# Chunking Strategies for RAG: Practical Implementation with LangChain and LlamaIndex

This notebook explores different text chunking strategies essential for building effective Retrieval Augmented Generation (RAG) systems. We will implement and compare various methods using LangChain and LlamaIndex.


This notebook is written to work in Google Colab. Please add you OpenAI api key in secrets for the more advanced chunkign implementations

### 1. Setup

In [None]:
!pip install langchain llama-index openai chromadb ragas datasets langchain_experimental
# Optionally: sentence-transformers, tqdm, rich, matplotlib if needed for analysis
# !pip install sentence-transformers tqdm rich matplotlib

### 2. Load Sample Text Document

In [2]:
# Replace this with your sample text document
sample_text = """
Large language models (LLMs) are a type of artificial intelligence algorithm that uses deep learning techniques and massively large data sets to understand, summarize, generate and predict new content. The "large" in LLM refers to the vast amount of data these models are trained on — often terabytes of text and data — and the number of parameters they use to process language, which can be billions.
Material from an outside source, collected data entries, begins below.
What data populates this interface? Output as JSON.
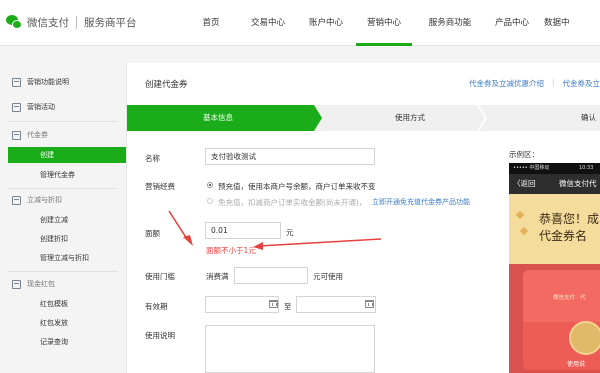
{
  "brand": {
    "name": "微信支付",
    "sub": "服务商平台"
  },
  "nav": [
    "首页",
    "交易中心",
    "账户中心",
    "营销中心",
    "服务商功能",
    "产品中心",
    "数据中"
  ],
  "nav_active": "营销中心",
  "sidebar": {
    "top": [
      "营销功能说明",
      "营销活动"
    ],
    "groups": [
      {
        "title": "代金券",
        "items": [
          "创建",
          "管理代金券"
        ]
      },
      {
        "title": "立减与折扣",
        "items": [
          "创建立减",
          "创建折扣",
          "管理立减与折扣"
        ]
      },
      {
        "title": "现金红包",
        "items": [
          "红包模板",
          "红包发放",
          "记录查询"
        ]
      }
    ],
    "active_item": "创建"
  },
  "page": {
    "title": "创建代金券",
    "links": [
      "代金券及立减优惠介绍",
      "代金券及立"
    ]
  },
  "steps": [
    "基本信息",
    "使用方式",
    "确认"
  ],
  "form": {
    "name_label": "名称",
    "name_value": "支付验收测试",
    "funding_label": "营销经费",
    "funding_option1": "预充值，使用本商户号余额，商户订单来收不变",
    "funding_option2": "免充值，扣减商户订单实收金额(尚未开通)，",
    "funding_option2_link": "立即开通免充值代金券产品功能",
    "amount_label": "面额",
    "amount_value": "0.01",
    "amount_unit": "元",
    "amount_error": "面额不小于1元",
    "threshold_label": "使用门槛",
    "threshold_prefix": "消费满",
    "threshold_suffix": "元可使用",
    "validity_label": "有效期",
    "validity_to": "至",
    "desc_label": "使用说明"
  },
  "preview": {
    "label": "示例区：",
    "status_left": "••••• 中国移动",
    "status_right": "10:33",
    "back": "〈返回",
    "title": "微信支付代",
    "congrats": "恭喜您！成",
    "subtitle": "代金券名",
    "envelope_text": "微信支付 · 代",
    "use_text": "使用说"
  },
  "colors": {
    "accent": "#1aad19",
    "link": "#3a7bc8",
    "error": "#e64340"
  }
}
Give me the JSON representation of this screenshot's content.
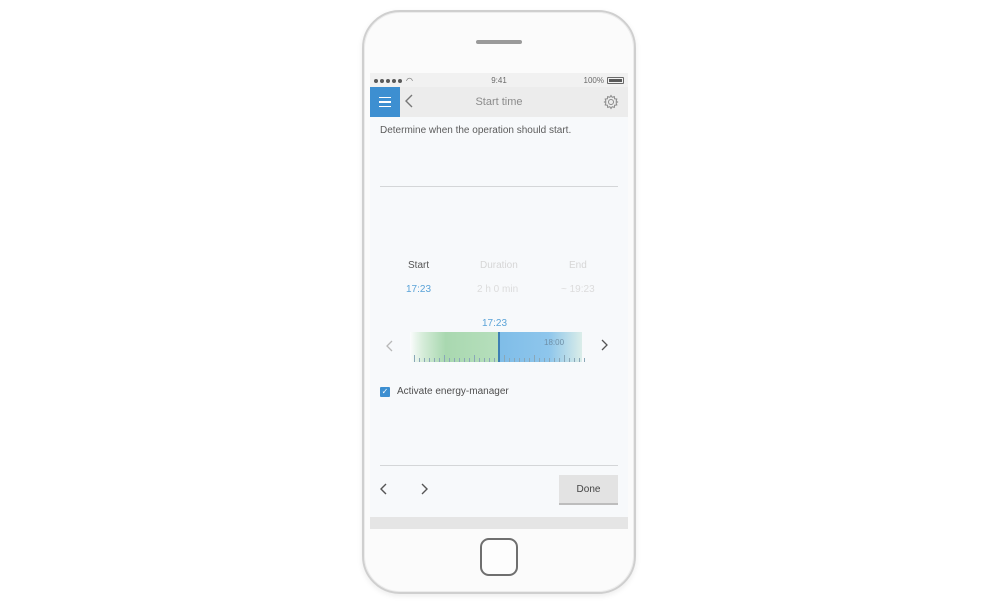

LLMs are built on transformer architectures, a neural network architecture introduced in 2017 that processes input data in a way that allows for parallelization, making training on massive data sets feasible. This architecture uses self-attention mechanisms to weigh the importance of different words in the input sequence when processing a specific word.

There are different types of LLMs, categorized based on their architecture and training objectives:

*   **Generative LLMs:** These models are designed to generate new content, such as text, code, or images. Examples include GPT-3, LaMDA, and Stable Diffusion.
*   **Discriminative LLMs:** These models are used for classification and analysis tasks, such as sentiment analysis or named entity recognition.
*   **Hybrid LLMs:** These models combine aspects of both generative and discriminative models.

Chunking is a crucial step in preparing text data for LLMs, especially for tasks like RAG. It involves breaking down a large text document into smaller, manageable pieces or "chunks." The size and method of chunking can significantly impact the performance of LLM applications.
"""

In [50]:
sample_text2 = """
Chunking-the process of splitting documents into smaller, manageable pieces-directly impacts the quality of information retrieval, the relevance of generated responses, and ultimately, the user experience of your AI application. Most developers choose one chunking method and stick with it, but recent research suggests that the choice of chunking strategy can significantly impact performance.

In this comprehensive analysis, we’ll explore various chunking strategies based on groundbreaking research from ChromaDB and other leading organizations in the field. We’ll examine each method’s strengths, weaknesses, and optimal use cases to help you make informed decisions for your RAG applications.

Why Chunking Matters
Before diving into specific strategies, it’s essential to understand why chunking is so crucial for RAG systems:
"""

In [17]:
def print_chunks(chunks):
    """
    Prints each chunk in a list of chunks.

    Args:
        chunks (list): A list of text chunks.
    """
    print(f"Number of chunks: {len(chunks)}")
    print("\nChunks:")
    for i, chunk in enumerate(chunks):
        print(f"--- Chunk {i+1} ---")
        print(chunk)

### 3.1 Fixed-Size Chunking (LangChain)

Fixed-size chunking is one of the most straightforward methods. It involves splitting the text into chunks of a predetermined size, often with a specified overlap between consecutive chunks. While simple, it can sometimes split sentences or paragraphs awkwardly, potentially losing context. It serves as a useful baseline to understand the basic concept of text splitting.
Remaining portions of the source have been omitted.